The resources in the lab also allow students to advance their studies beyond what they learn in the classroom.
“The lab equips students with lifelong learning tools and experiences by offering an opportunity to acquire technological skills and expertise that frequently go beyond the capacity of the individual departments and colleges,” said Joe Mocnik, dean of K-State Libraries. “Transferable skills are probably the most important elements for long-term success and that is where our effort to enhance the technological literacies has been most successful.”
Jake Roderick, freshman in fashion studies in the College of Health and Human Sciences, uses many of the technologies, including the 3D printers, makerspace and artificial intelligence studio.
“Having these resources available allows me to learn and have access to many tools that I did not realize could be applied to fashion,” Roderick said. “The innovation lab can really be applied to almost any major. There are so many tools that can help inspire innovation in anybody.”
See page 38 to learn how other fashion studies researchers are using the innovation lab.
Kansas is the clientele
The influence of the lab goes beyond the K-State Manhattan campus.
Heather McCrea, the Kenneth S. Davis professor of history, and Traci Brimhall, poet laureate of Kansas and K-State professor of English, conducted research on the Winfield State Training School, a now-closed mental health institution in Winfield, Kansas.
The research was presented in a pop-up exhibition in the Winfield Public Library, adorned with large-scale images from the Winfield State Training School that were created in the innovation lab.
“The tools and insights of employees and faculty at the Sunderland Foundation Innovation Lab were instrumental in transferring seemingly esoteric historic ephemera into meaningful visuals to draw public interest in lesser-known narratives of the past,” McCrea said. “Professor Brimhall and I are grateful for the creative leadership offered by the lab to transform ideas into visual tools to bring history into dialogue with the present.”
The lab’s leaders have the goal to continue connecting with people across Kansas to better shape K-State’s community outreach and help support small businesses.
The work aligns with the university’s Economic Prosperity Plan and K-State 105 initiative to engage with all 105 counties in Kansas.
“The lab is a place where you can literally walk in with an idea and walk out with a product,” said Jahvelle Rhone, lab media coordinator. “We help people bring their ideas to fruition.”
Innovation lab leaders also hope to strengthen the university’s strategic plan to become the next-generation land-grant university by building partnerships with other higher education institutions who want to provide similar services.
“I try to always remember that Kansas is the community we serve,” Sheldon said. “Kansas is our clientele and we want it to be a place for everyone.”
The lab makes connections beyond the state and has been involved in virtual events featuring national agencies.
From August to December of 2022, the lab hosted a location for a virtual national security innovation training by the Defense Advanced Research Projects Agency from the U.S. Department of Defense.

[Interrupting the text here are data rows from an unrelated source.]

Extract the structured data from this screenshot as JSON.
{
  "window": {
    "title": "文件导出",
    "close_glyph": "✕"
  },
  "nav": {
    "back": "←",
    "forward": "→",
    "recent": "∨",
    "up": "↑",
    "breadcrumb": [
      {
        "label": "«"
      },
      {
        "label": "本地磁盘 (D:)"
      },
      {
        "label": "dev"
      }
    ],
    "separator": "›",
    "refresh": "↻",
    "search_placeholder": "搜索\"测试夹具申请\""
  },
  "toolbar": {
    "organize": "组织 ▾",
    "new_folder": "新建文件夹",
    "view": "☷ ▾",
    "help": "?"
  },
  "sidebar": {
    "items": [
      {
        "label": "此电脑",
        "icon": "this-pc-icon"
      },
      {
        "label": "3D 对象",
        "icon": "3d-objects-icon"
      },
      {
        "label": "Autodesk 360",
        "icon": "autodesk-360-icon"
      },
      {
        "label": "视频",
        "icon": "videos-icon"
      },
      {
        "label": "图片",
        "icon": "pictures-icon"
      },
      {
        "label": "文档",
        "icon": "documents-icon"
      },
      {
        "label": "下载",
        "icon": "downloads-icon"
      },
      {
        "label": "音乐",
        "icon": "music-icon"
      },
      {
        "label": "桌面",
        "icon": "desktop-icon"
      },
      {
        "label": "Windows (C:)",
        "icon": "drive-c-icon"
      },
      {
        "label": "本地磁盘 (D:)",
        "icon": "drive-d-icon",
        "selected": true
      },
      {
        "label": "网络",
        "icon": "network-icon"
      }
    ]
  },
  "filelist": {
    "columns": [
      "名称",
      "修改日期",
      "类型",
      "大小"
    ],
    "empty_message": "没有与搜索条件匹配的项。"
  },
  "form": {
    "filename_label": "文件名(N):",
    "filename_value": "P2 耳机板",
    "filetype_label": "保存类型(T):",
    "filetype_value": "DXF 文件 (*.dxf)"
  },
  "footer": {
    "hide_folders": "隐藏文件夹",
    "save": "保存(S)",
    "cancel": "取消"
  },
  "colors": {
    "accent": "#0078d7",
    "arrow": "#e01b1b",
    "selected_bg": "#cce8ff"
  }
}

During these events, researchers had the opportunity to come together to watch a high-quality viewing of the training.
“I see how the seed that the Sunderland Foundation Innovation Lab planted is sprouting into a major focus to put our institution on the leading edge of academic evolution,” said Gary Pratt, K-State vice president for information technology and chief information officer.
Whether it’s a national security training, a cross-century cultural analysis project or K-State cup holder, the innovation lab is here to support all Kansans, and Americans, in whatever they may set their minds to.
“It’s a great opportunity for anyone who has a dream and wants it to come to life,” Lippert said.